Read The Paper Men Page 17


  “I didn’t know.”

  “You’re not a day older. Boozing, wenching, living it up—”

  “Only boozing. And that—”

  “Oh shut up. Of course you will again. The thing is, I need someone. That’s the fact of the matter and I won’t penalize Emmy, not any more. You know? Well. You don’t.”

  “Not really.”

  “Then I had my great idea. I got hold of Thomas and bullied your poste restante out of him. I thought I’ll get Wilf home if it’s humanly possible. He’s no idea of caring for other people but he’s too bloody weak to scarper. It’s blackmail, you see.”

  “This is where we left off only backwards. More or less. Worse, perhaps.”

  “So it is.”

  Then we were silent again so you could hear the birds in the orchard and far off a whinny from the other end of the paddock. Elizabeth spoke in her natural, social voice, absurdly conventional.

  “Won’t you sit down?”

  “Well. Yes. If I may.”

  So there we were, our feet on the warm floor, both seated, one each side of the empty grate.

  “I’m sorry, Wilf. I didn’t mean it to be—I don’t know what I meant it to be.”

  “When you are better again—”

  “As you used to say, ha et cetera. Wilfred Barclay, the great consultant.”

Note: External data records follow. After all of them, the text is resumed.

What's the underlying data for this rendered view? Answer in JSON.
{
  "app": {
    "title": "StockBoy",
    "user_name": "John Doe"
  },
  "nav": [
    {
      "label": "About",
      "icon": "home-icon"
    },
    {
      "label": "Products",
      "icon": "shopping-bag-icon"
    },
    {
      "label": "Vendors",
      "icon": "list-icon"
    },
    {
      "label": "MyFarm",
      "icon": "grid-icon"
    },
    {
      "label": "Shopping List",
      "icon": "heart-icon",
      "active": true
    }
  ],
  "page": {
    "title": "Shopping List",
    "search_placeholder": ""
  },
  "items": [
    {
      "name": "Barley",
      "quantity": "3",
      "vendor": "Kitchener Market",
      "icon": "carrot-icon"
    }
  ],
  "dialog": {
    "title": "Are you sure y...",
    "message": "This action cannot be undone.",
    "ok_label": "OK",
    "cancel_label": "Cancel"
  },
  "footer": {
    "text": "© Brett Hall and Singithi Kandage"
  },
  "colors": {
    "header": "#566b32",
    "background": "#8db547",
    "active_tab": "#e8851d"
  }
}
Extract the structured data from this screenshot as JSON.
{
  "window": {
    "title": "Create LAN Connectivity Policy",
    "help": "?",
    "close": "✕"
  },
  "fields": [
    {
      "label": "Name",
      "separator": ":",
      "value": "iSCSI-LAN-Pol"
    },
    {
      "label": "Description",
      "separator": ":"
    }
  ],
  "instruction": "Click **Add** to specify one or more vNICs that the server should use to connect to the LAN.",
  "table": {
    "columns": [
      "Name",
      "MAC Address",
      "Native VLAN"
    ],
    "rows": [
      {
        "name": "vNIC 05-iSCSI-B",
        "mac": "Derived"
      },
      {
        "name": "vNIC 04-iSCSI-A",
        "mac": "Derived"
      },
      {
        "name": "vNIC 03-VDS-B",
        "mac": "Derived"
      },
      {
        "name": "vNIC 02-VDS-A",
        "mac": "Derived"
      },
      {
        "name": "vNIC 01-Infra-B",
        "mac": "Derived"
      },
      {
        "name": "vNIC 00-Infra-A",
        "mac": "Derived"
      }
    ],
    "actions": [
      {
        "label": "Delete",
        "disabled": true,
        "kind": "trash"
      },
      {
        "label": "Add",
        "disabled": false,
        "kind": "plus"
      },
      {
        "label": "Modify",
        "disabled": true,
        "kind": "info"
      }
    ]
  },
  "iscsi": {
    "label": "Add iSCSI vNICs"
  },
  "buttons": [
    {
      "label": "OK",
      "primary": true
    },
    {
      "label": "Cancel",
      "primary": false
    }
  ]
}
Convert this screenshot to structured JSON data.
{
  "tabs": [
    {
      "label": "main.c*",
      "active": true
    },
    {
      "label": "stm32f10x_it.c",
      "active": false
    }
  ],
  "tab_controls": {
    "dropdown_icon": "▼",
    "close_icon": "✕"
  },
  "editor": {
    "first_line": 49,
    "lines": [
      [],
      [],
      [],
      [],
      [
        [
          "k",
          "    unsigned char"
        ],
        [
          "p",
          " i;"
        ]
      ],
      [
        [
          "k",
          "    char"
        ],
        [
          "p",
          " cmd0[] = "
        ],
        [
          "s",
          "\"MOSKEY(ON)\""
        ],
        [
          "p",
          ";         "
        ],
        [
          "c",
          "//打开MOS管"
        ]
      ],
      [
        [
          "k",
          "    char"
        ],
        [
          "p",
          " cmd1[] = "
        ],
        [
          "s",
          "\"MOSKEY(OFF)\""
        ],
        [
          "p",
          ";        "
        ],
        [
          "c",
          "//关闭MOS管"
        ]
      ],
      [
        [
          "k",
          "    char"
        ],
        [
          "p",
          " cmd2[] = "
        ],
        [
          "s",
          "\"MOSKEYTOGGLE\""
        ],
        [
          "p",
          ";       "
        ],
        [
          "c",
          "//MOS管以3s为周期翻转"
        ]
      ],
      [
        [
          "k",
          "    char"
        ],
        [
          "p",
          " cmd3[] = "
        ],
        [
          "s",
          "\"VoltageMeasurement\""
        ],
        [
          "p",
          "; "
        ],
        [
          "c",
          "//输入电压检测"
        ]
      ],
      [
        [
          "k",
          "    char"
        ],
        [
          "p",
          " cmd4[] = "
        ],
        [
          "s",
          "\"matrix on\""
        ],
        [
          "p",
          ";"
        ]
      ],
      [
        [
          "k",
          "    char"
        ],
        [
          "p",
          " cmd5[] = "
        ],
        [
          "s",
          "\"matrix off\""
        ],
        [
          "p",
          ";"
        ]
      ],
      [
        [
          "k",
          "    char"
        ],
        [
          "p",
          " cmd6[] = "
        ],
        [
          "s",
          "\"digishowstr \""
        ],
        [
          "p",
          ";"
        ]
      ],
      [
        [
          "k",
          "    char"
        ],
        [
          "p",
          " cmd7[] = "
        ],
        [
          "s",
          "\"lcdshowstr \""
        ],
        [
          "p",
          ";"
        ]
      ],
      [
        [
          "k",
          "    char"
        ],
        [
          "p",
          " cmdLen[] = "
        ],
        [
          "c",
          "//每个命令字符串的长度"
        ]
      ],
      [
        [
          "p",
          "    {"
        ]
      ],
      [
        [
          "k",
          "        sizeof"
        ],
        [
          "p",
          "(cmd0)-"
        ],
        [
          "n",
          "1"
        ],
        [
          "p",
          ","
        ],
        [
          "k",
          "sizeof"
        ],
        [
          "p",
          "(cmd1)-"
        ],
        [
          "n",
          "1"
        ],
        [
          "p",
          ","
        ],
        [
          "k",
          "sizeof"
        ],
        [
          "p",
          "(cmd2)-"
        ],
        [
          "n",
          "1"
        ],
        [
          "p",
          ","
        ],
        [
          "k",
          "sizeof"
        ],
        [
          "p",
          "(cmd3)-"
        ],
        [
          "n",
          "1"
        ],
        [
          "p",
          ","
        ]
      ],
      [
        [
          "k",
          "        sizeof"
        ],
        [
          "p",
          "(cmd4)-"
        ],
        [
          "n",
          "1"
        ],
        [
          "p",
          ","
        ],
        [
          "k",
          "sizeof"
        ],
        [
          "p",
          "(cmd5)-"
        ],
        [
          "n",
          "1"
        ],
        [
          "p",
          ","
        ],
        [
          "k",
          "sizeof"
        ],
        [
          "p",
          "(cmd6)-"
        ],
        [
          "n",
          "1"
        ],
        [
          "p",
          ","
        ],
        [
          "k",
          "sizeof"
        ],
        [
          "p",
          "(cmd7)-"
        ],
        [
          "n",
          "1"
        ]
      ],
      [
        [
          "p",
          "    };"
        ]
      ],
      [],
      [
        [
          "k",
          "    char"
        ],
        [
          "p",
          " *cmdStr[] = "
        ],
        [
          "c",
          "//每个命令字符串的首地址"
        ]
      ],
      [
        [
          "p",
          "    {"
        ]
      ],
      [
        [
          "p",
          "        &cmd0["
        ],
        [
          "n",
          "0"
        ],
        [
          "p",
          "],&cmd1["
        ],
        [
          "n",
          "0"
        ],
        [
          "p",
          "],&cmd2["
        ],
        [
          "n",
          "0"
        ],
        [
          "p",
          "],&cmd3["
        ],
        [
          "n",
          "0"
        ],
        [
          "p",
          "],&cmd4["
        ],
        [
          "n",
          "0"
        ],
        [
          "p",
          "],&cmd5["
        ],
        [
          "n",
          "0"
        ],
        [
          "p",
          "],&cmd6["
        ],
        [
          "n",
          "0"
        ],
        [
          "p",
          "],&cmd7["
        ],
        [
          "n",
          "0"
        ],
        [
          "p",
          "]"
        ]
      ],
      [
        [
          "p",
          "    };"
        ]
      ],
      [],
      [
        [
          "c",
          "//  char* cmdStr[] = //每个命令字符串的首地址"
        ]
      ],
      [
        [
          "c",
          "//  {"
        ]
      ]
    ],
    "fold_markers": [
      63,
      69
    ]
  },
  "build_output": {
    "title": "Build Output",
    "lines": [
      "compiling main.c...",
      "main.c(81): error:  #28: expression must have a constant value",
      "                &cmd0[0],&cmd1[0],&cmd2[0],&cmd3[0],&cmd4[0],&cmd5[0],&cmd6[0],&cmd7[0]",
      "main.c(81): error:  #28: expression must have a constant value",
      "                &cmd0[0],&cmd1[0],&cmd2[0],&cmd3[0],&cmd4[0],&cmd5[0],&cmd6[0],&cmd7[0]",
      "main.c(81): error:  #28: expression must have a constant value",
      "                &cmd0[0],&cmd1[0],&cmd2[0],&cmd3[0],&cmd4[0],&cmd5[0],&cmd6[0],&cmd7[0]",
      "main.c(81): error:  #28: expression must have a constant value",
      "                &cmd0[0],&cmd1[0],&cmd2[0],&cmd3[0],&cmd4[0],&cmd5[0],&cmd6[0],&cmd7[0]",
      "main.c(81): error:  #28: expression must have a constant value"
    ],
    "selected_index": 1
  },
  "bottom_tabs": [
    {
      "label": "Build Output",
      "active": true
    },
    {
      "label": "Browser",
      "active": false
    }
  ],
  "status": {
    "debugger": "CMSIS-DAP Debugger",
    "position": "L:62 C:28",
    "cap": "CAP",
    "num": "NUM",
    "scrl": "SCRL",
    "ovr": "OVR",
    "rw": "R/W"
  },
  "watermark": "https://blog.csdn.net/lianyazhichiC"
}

  “There must be something—”

  “There’s everything you want in the spare room. Use that bathroom. I use the back one, have all my things there. Mrs Wilson’ll cook. Or you can go out. All the pubs do reasonable food these days. I can’t stand cooking.”

  “Feed you up.”

  “I don’t eat.”

  “You should.”

  “Don’t you know anything? Haven’t you seen anything?”

  “The war—”

  “God, the injustice of it! You booze and wench and lie and cheat and exploit and posture like a— I’ve put you to bed, lied for you, covered up for you—and I get cancer just as if I’d boozed away every year of my life!”

  There was nothing to say. The shadows of the evening had crept right across the room. Facing me was a blur of brown skull with black eye sockets.

  “You always were good at silences, weren’t you, Wilf?”

  “It was more a case of you not giving me a chance to speak.”

  “That’s a good one! It goes far to restore my belief in your rottenness. Well. Soon you’ll be able to talk with no one to interrupt. Happy?”

  I said nothing, did nothing. As so often, to speak the truth was impossible; for I was happy indeed—had remained happy ever since the dream. Nothing could alter that, not even poor Liz. The truth was shameful and it was too late to learn compassion or find another dog.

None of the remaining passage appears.